Его звали Киану, ему было… Впрочем, совсем неважно сколько ему было лет. Знаете, говорят, что евреи рождаются взрослыми, и это истинная правда. Это их еврейское счастье и их еврейское бремя. А того… другого… то есть третьего… – он запнулся, коснулся рукой лба, словно забыл, что хотел сказать. Его губы плотно сжались, в глубине синих глаз сверкнула какая-то фосфорная частица, и они сразу потухли, помертвели. – Простите, вы не возражаете, если я закажу нам ещё коньяка?
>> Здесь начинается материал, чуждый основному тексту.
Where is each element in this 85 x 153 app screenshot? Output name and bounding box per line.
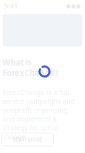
staticText: ●●● [66, 3, 81, 9]
staticText: 9:41 [4, 2, 18, 10]
staticText: What is ForexChange? [2, 57, 58, 78]
button[interactable]: READ MORE [2, 133, 54, 146]
staticText: ForexChange is a full-service campaigns … [2, 88, 74, 141]
staticText: READ MORE [12, 136, 42, 143]
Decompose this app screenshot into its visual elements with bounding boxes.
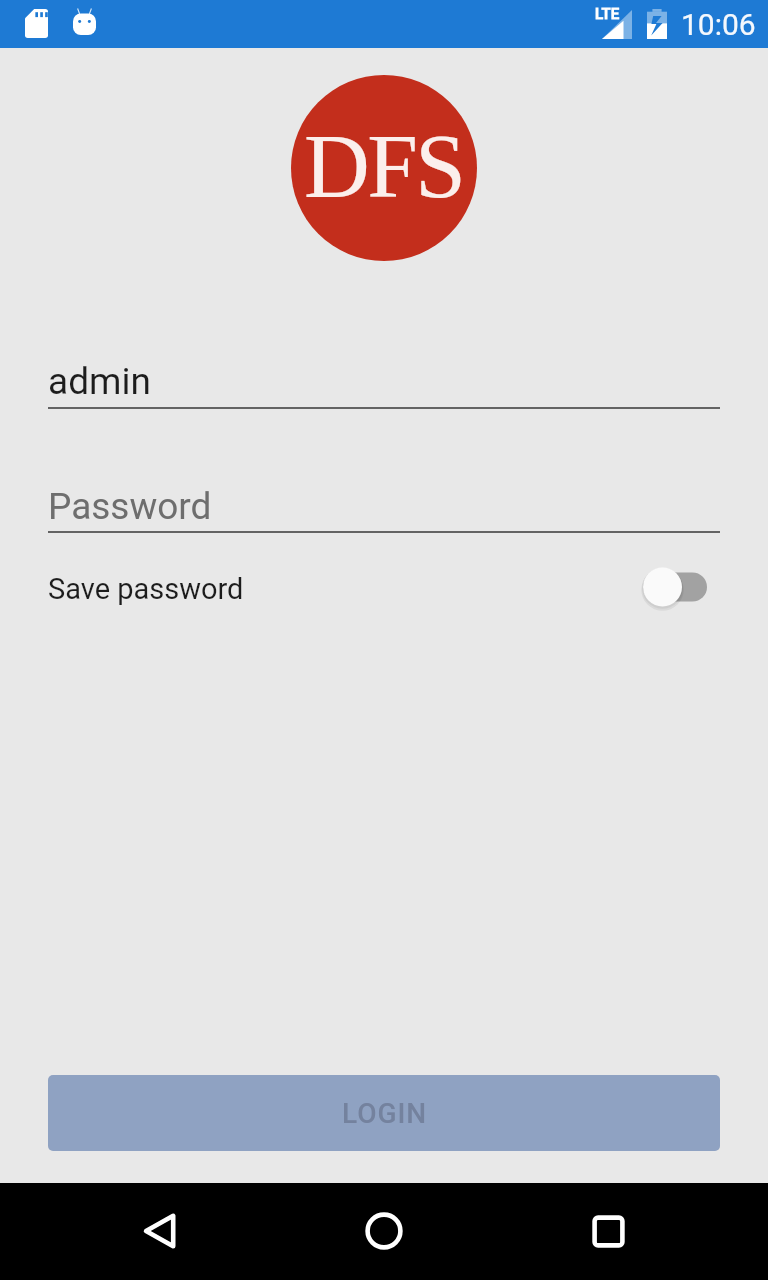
staticText: Save password — [48, 572, 244, 606]
staticText: LTE — [595, 5, 620, 23]
staticText: 10:06 — [681, 7, 756, 42]
staticText: DFS — [304, 116, 464, 217]
button[interactable]: Back — [128, 1199, 192, 1263]
button[interactable]: Save password — [48, 533, 720, 644]
staticText: admin — [48, 360, 151, 403]
button[interactable]: Home — [352, 1199, 416, 1263]
button[interactable]: Password field — [48, 480, 720, 533]
button[interactable]: LOGIN — [48, 1075, 720, 1151]
button[interactable]: Save password toggle, off — [630, 561, 720, 617]
staticText: LOGIN — [342, 1097, 427, 1130]
button[interactable]: Username field — [48, 355, 720, 409]
staticText: Password — [48, 485, 212, 528]
button[interactable]: Recent apps — [576, 1199, 640, 1263]
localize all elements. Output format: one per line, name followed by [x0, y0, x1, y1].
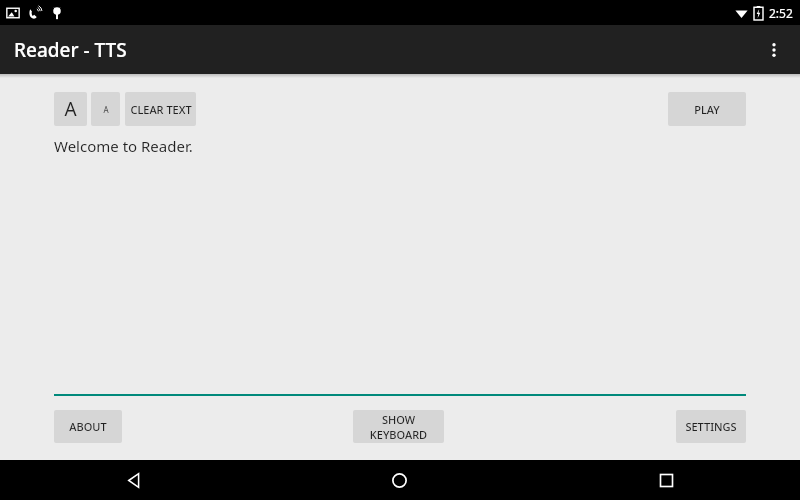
- button[interactable]: Recent apps: [533, 460, 800, 500]
- staticText: CLEAR TEXT: [130, 102, 192, 117]
- staticText: A: [103, 104, 109, 115]
- button[interactable]: PLAY: [668, 92, 746, 126]
- button[interactable]: SHOW KEYBOARD: [353, 410, 444, 443]
- staticText: Reader - TTS: [14, 37, 127, 63]
- button[interactable]: Back: [0, 460, 266, 500]
- button[interactable]: CLEAR TEXT: [125, 92, 196, 126]
- staticText: 2:52: [769, 5, 793, 21]
- button[interactable]: SETTINGS: [676, 410, 746, 443]
- button[interactable]: Home: [266, 460, 533, 500]
- staticText: Welcome to Reader.: [54, 136, 193, 156]
- staticText: SHOW KEYBOARD: [353, 412, 444, 442]
- button[interactable]: More options: [754, 30, 794, 70]
- staticText: ABOUT: [69, 419, 107, 434]
- staticText: PLAY: [694, 102, 720, 117]
- button[interactable]: ABOUT: [54, 410, 122, 443]
- staticText: SETTINGS: [685, 419, 737, 434]
- staticText: A: [64, 96, 77, 122]
- button[interactable]: Increase text size: [54, 92, 87, 126]
- button[interactable]: Decrease text size: [91, 92, 120, 126]
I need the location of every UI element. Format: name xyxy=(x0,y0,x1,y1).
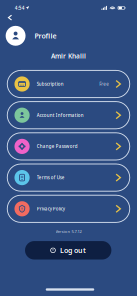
button[interactable]: Subscription xyxy=(7,70,130,98)
button[interactable]: Back xyxy=(4,12,16,24)
staticText: Profile xyxy=(34,31,56,41)
button[interactable]: Log out xyxy=(25,241,111,260)
staticText: Terms of Use xyxy=(37,175,65,181)
button[interactable]: Terms of Use xyxy=(7,164,130,191)
staticText: Change Password xyxy=(37,143,78,149)
button[interactable]: Change Password xyxy=(7,133,130,160)
staticText: Log out xyxy=(60,246,86,255)
staticText: Subscription xyxy=(37,81,64,87)
staticText: Account Information xyxy=(37,112,84,118)
staticText: Free xyxy=(99,81,109,87)
staticText: Amir Khalil xyxy=(51,52,86,60)
staticText: Version 5.7.12 xyxy=(56,229,82,234)
button[interactable]: Account Information xyxy=(7,102,130,129)
button[interactable]: Privacy Policy xyxy=(7,195,130,222)
staticText: 4:54 xyxy=(15,5,25,11)
staticText: Privacy Policy xyxy=(37,206,65,212)
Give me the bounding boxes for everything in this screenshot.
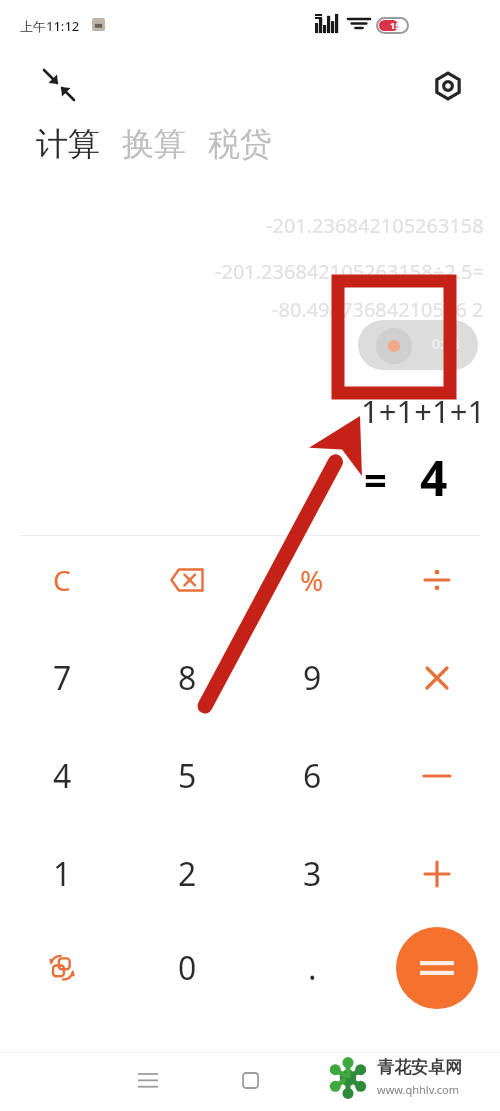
button[interactable]: Plus bbox=[387, 834, 487, 914]
staticText: www.qhhlv.com bbox=[377, 1082, 459, 1097]
button[interactable]: . bbox=[262, 928, 362, 1008]
button[interactable]: Divide bbox=[387, 540, 487, 620]
button[interactable]: 4 bbox=[12, 736, 112, 816]
button[interactable]: 7 bbox=[12, 638, 112, 718]
staticText: 9 bbox=[303, 656, 322, 700]
staticText: 0 bbox=[178, 946, 197, 990]
button[interactable]: 3 bbox=[262, 834, 362, 914]
button[interactable]: 1 bbox=[12, 834, 112, 914]
staticText: 0:18 bbox=[432, 334, 460, 353]
staticText: 2 bbox=[178, 852, 197, 896]
button[interactable]: 换算 bbox=[120, 122, 188, 166]
button[interactable]: Home bbox=[225, 1055, 275, 1105]
button[interactable]: 8 bbox=[137, 638, 237, 718]
staticText: C bbox=[53, 561, 71, 599]
staticText: 1+1+1+1 bbox=[361, 390, 486, 432]
staticText: -201.236842105263158 bbox=[266, 212, 484, 239]
button[interactable]: C bbox=[12, 540, 112, 620]
staticText: 税贷 bbox=[208, 124, 272, 164]
button[interactable]: Recents bbox=[123, 1055, 173, 1105]
staticText: 7 bbox=[53, 656, 72, 700]
button[interactable]: Collapse bbox=[36, 62, 80, 106]
staticText: 3 bbox=[303, 852, 322, 896]
staticText: . bbox=[308, 946, 317, 990]
staticText: 1 bbox=[53, 852, 72, 896]
button[interactable]: Settings bbox=[424, 62, 472, 110]
staticText: % bbox=[300, 561, 324, 599]
staticText: 计算 bbox=[36, 124, 100, 164]
button[interactable]: 2 bbox=[137, 834, 237, 914]
button[interactable]: 税贷 bbox=[206, 122, 274, 166]
staticText: 青花安卓网 bbox=[377, 1057, 462, 1078]
button[interactable]: 计算 bbox=[34, 122, 102, 166]
button[interactable]: 9 bbox=[262, 638, 362, 718]
button[interactable]: 5 bbox=[137, 736, 237, 816]
staticText: 4 bbox=[420, 445, 448, 510]
button[interactable]: Minus bbox=[387, 736, 487, 816]
button[interactable]: Backspace bbox=[137, 540, 237, 620]
staticText: 换算 bbox=[122, 124, 186, 164]
staticText: 5 bbox=[178, 754, 197, 798]
button[interactable]: Multiply bbox=[387, 638, 487, 718]
staticText: 上午11:12 bbox=[20, 17, 80, 35]
staticText: 4 bbox=[53, 754, 72, 798]
button[interactable]: 6 bbox=[262, 736, 362, 816]
button[interactable]: Equals bbox=[396, 927, 478, 1009]
staticText: 8 bbox=[178, 656, 197, 700]
button[interactable]: 0 bbox=[137, 928, 237, 1008]
staticText: 15 bbox=[390, 19, 401, 31]
button[interactable]: Convert bbox=[12, 928, 112, 1008]
staticText: -201.236842105263158÷2.5= bbox=[215, 258, 484, 285]
staticText: -80.49473684210526 2 bbox=[272, 296, 484, 323]
button[interactable]: % bbox=[262, 540, 362, 620]
staticText: 6 bbox=[303, 754, 322, 798]
staticText: = bbox=[364, 452, 387, 506]
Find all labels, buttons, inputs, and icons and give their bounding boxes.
Я видел, как ему трудно, видел, как он хватается за меня, словно безногий за костыль, и уже не мог ему отказать. При взгляде в его странные погасшие глаза во мне зашевелилось нечто вроде сострадания. В эту минуту он не казался мне самоуверенным, как прежде, и я утвердительно кивнул. Александр Петрович махнул рукой официантке и заказал две двойные порции коньяка и ни крошки еды.

– Итак, в один прекрасный день наши герои познакомились, приглянулись друг другу и обнаружили, что не имеют никаких серьёзных препятствий для долгой и счастливой совместной жизни. На первый взгляд, пара как пара, ничего примечательного, – вновь начал Александр Петрович, и его глаза лихорадочно заблестели, руки потянули со стола бумажные салфетки и начали сворачивать из них бумажный шарик. – Встречались они год или около того, и всё бы ничего, но иногда ему казалось, что она смотрит на него откровенно равнодушным оком, и его это огорчало. Она же, в свою очередь, никак не могла понять, что их удерживает друг с другом, тем более что принадлежали они к разным кругам и общих знакомых не имели.